If we consider the ideal $I=(x,y)$ as a module over the ring $\mathbb{Q}[x,y]$, how can we find a free resolution of $I$?
That is, a sequence $$...P_2 \to P_1 \to P_0 \to I \to 0$$ with $P_i$ free and the sequence being exact. I dont know how one in general constructs free resolution so I have just been brute-forcing. Any hints?
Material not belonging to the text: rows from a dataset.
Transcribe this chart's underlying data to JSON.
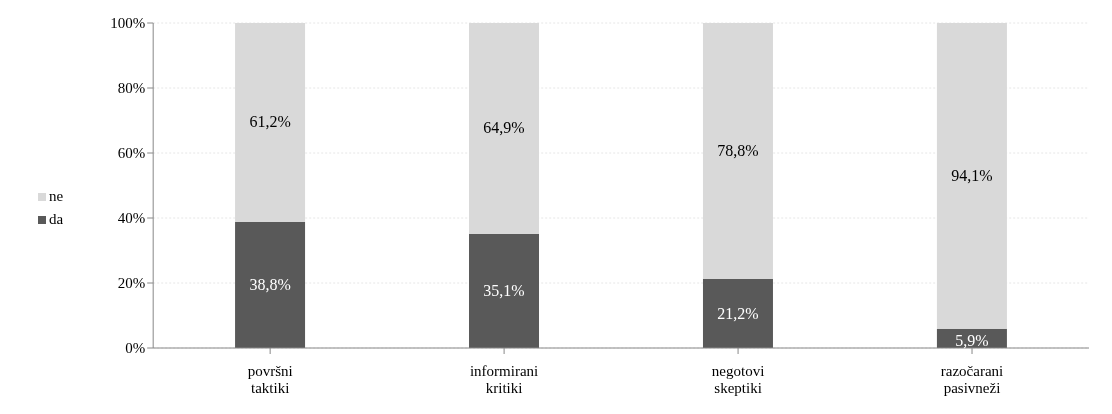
{
  "chart_data": {
    "type": "bar",
    "stacked": true,
    "categories": [
      "površni taktiki",
      "informirani kritiki",
      "negotovi skeptiki",
      "razočarani pasivneži"
    ],
    "series": [
      {
        "name": "da",
        "color": "#595959",
        "values": [
          38.8,
          35.1,
          21.2,
          5.9
        ],
        "value_labels": [
          "38,8%",
          "35,1%",
          "21,2%",
          "5,9%"
        ]
      },
      {
        "name": "ne",
        "color": "#d9d9d9",
        "values": [
          61.2,
          64.9,
          78.8,
          94.1
        ],
        "value_labels": [
          "61,2%",
          "64,9%",
          "78,8%",
          "94,1%"
        ]
      }
    ],
    "ylim": [
      0,
      100
    ],
    "yticks": [
      {
        "value": 0,
        "label": "0%"
      },
      {
        "value": 20,
        "label": "20%"
      },
      {
        "value": 40,
        "label": "40%"
      },
      {
        "value": 60,
        "label": "60%"
      },
      {
        "value": 80,
        "label": "80%"
      },
      {
        "value": 100,
        "label": "100%"
      }
    ],
    "grid": "y",
    "legend": "left"
  }
}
$(x,y)$ is a regular sequence in $R=\mathbf Q[x,y]$ , hence the Koszul complex: \begin{alignat*}{3}0\longrightarrow R&\xrightarrow{\begin{bmatrix}x\!&\!\!y\end{bmatrix}} R^2&\xrightarrow{\smash[t]{\begin{bmatrix}-y\\x\end{bmatrix}}}&R\longrightarrow R/(x,y)\longrightarrow 0 \\ t&\longmapsto \rlap{(xt, yt)}\\ &(u,v)&\longmapsto & -uy+vx \end{alignat*} is a free resolution of $R/(x,y)$, hence you have a free resolution of the kernel of the last non-zero map: $$ 0\longrightarrow R\xrightarrow{\begin{bmatrix}x\! &\!\!y\end{bmatrix}} R^2\xrightarrow {\smash[t]{\begin{bmatrix}-y\\x\end{bmatrix}}}(x,y)\longrightarrow 0 $$